Managing SaaS releases and staying validated
How to handle various releases from Scilife:
- Minor releases/Hot fixes: Since minor releases do not involve any change in features and processes, no additional effort is required from customers. Customers can review the change request and the release notes provided by Scilife to understand the minimum changes released. If customers identify any change that impacts configurations they have already carried out, then they can follow the process as documented below for Major and Medium releases.
- Major/Medium releases: Initiate change requests to document the impact of changes released on current configurations. If the new release has an impact, document the configuration changes you plan to do in your system, along with how you will verify those configuration changes. Attach verification screens with the change request.
- Update any SOP/WI if the new release has an impact on these documents.
- Close change request.
The Scilife SaaS platform is maintained in a validated state by ensuring these listed procedures are followed:
- Operational and maintenance SOPs/policies/WIs
- Change management information
- Incident management
- Disaster recovery
- Data backup and recovery
- Personnel (including qualifications and training)
Common mistakes in SaaS eQMS validation
Planning and execution gaps are a common source of problems in implementation projects.
When key activities are overlooked early or addressed too late, teams often face increased risk, rework, and compressed timelines near go-live. Some key issues are:
- Validation deliverables and timelines are often not considered upfront, leading to schedule compression later in the project.
- Failure to clearly define current processes and future workflows early allows new requirements and changes to emerge late, increasing risk close to go-live.
- Teams may adopt vendor-supplied user requirements without verifying they align with their actual business and compliance needs.
- Small configuration settings can significantly affect workflow behavior, such as reviewer sequencing or approval rules.

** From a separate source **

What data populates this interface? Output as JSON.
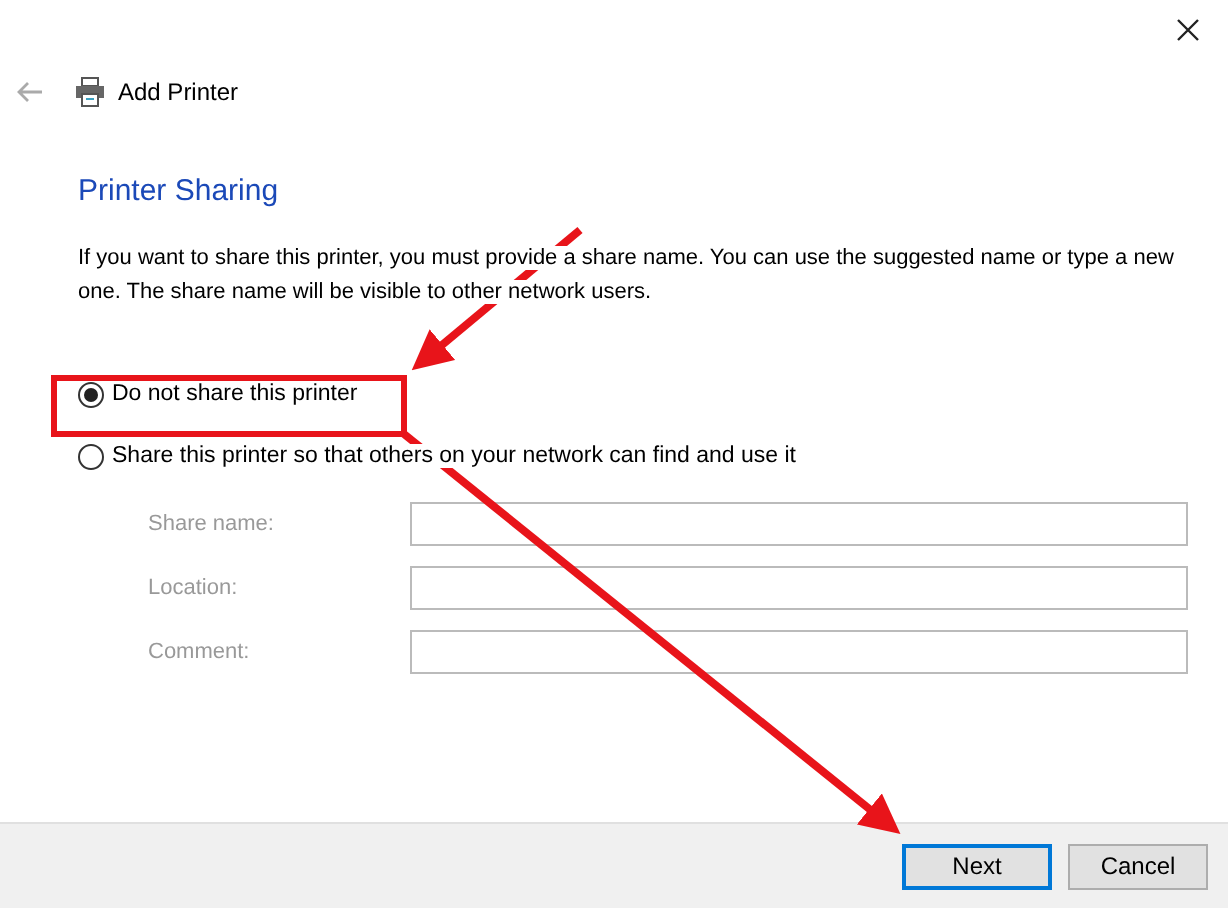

- Inadequate risk identification undermines the risk-based validation approach expected in regulated environments.
- Insufficient testing can allow process gaps or misconfigurations to remain undetected until after go-live.

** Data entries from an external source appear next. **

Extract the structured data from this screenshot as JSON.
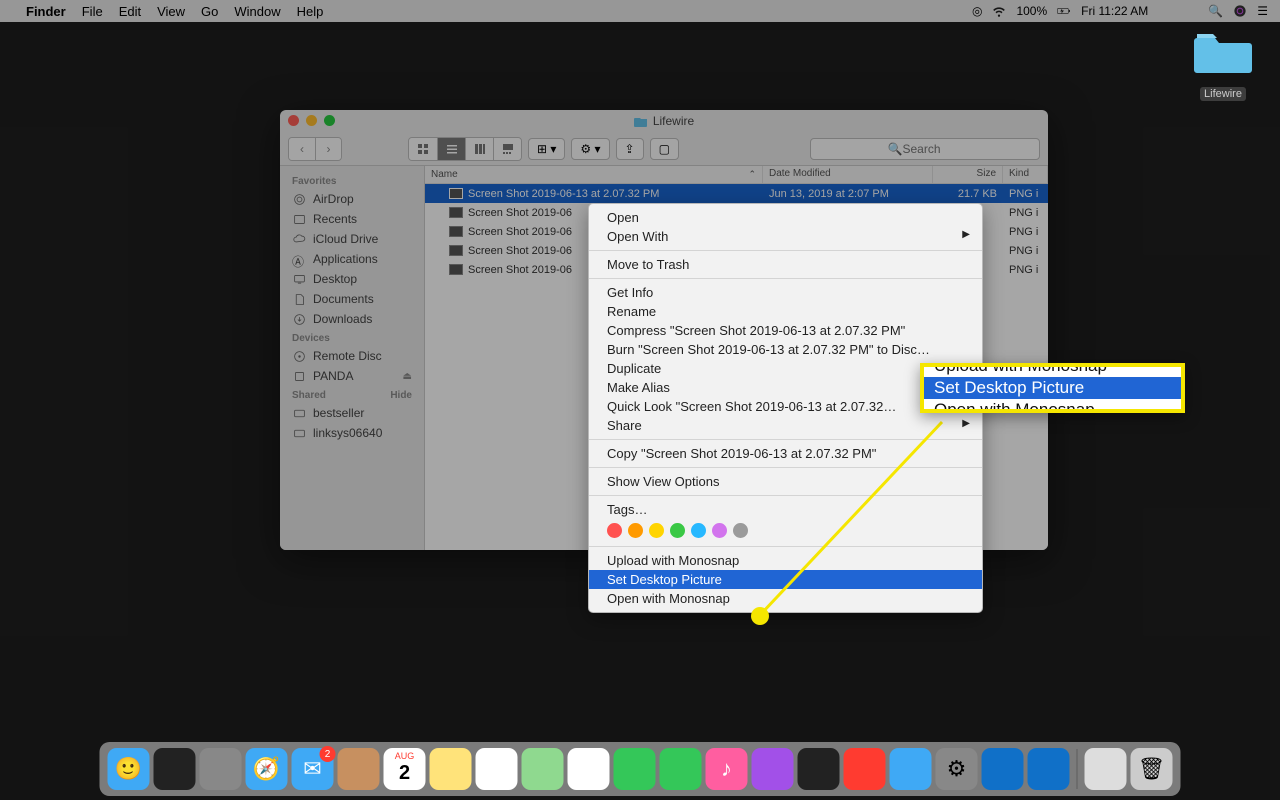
{
  "menubar": {
    "app": "Finder",
    "items": [
      "File",
      "Edit",
      "View",
      "Go",
      "Window",
      "Help"
    ],
    "battery": "100%",
    "clock": "Fri 11:22 AM"
  },
  "desktop": {
    "folder_label": "Lifewire"
  },
  "finder": {
    "title": "Lifewire",
    "search_placeholder": "Search",
    "sidebar": {
      "favorites_heading": "Favorites",
      "favorites": [
        "AirDrop",
        "Recents",
        "iCloud Drive",
        "Applications",
        "Desktop",
        "Documents",
        "Downloads"
      ],
      "devices_heading": "Devices",
      "devices": [
        "Remote Disc",
        "PANDA"
      ],
      "shared_heading": "Shared",
      "shared_hide": "Hide",
      "shared": [
        "bestseller",
        "linksys06640"
      ]
    },
    "columns": {
      "name": "Name",
      "date": "Date Modified",
      "size": "Size",
      "kind": "Kind"
    },
    "rows": [
      {
        "name": "Screen Shot 2019-06-13 at 2.07.32 PM",
        "date": "Jun 13, 2019 at 2:07 PM",
        "size": "21.7 KB",
        "kind": "PNG i",
        "selected": true
      },
      {
        "name": "Screen Shot 2019-06",
        "date": "",
        "size": "",
        "kind": "PNG i"
      },
      {
        "name": "Screen Shot 2019-06",
        "date": "",
        "size": "",
        "kind": "PNG i"
      },
      {
        "name": "Screen Shot 2019-06",
        "date": "",
        "size": "",
        "kind": "PNG i"
      },
      {
        "name": "Screen Shot 2019-06",
        "date": "",
        "size": "",
        "kind": "PNG i"
      }
    ]
  },
  "ctxmenu": {
    "open": "Open",
    "open_with": "Open With",
    "trash": "Move to Trash",
    "get_info": "Get Info",
    "rename": "Rename",
    "compress": "Compress \"Screen Shot 2019-06-13 at 2.07.32 PM\"",
    "burn": "Burn \"Screen Shot 2019-06-13 at 2.07.32 PM\" to Disc…",
    "duplicate": "Duplicate",
    "make_alias": "Make Alias",
    "quick_look": "Quick Look \"Screen Shot 2019-06-13 at 2.07.32…",
    "share": "Share",
    "copy": "Copy \"Screen Shot 2019-06-13 at 2.07.32 PM\"",
    "view_options": "Show View Options",
    "tags_label": "Tags…",
    "upload_monosnap": "Upload with Monosnap",
    "set_desktop": "Set Desktop Picture",
    "open_monosnap": "Open with Monosnap",
    "tag_colors": [
      "#ff5250",
      "#ff9a00",
      "#ffd400",
      "#3ac845",
      "#27b8ff",
      "#d274ed",
      "#9b9b9b"
    ]
  },
  "callout": {
    "upload": "Upload with Monosnap",
    "set_desktop": "Set Desktop Picture",
    "open": "Open with Monosnap"
  },
  "dock": {
    "apps": [
      "finder",
      "siri",
      "launchpad",
      "safari",
      "mail",
      "contacts",
      "calendar",
      "notes",
      "reminders",
      "maps",
      "photos",
      "messages",
      "facetime",
      "itunes",
      "podcasts",
      "tv",
      "news",
      "appstore",
      "settings",
      "outlook",
      "word"
    ],
    "calendar_day": "2",
    "mail_badge": "2",
    "right": [
      "files",
      "trash"
    ]
  }
}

- Inconsistent metadata or document structure can cause major issues during migration.
- Delayed SOP updates, especially when moving from paper to electronic workflows, can result in going live without the required compliant operating framework.
Conclusion: validating SaaS the right way
Validation should reduce risk, not add friction. When responsibilities are clear and evidence is leveraged correctly, SaaS can significantly lower validation effort compared to traditional systems.
Scilife’s role is to reduce the burden, provide validated evidence, and support compliant implementation, while customers retain control over intended use and regulatory accountability.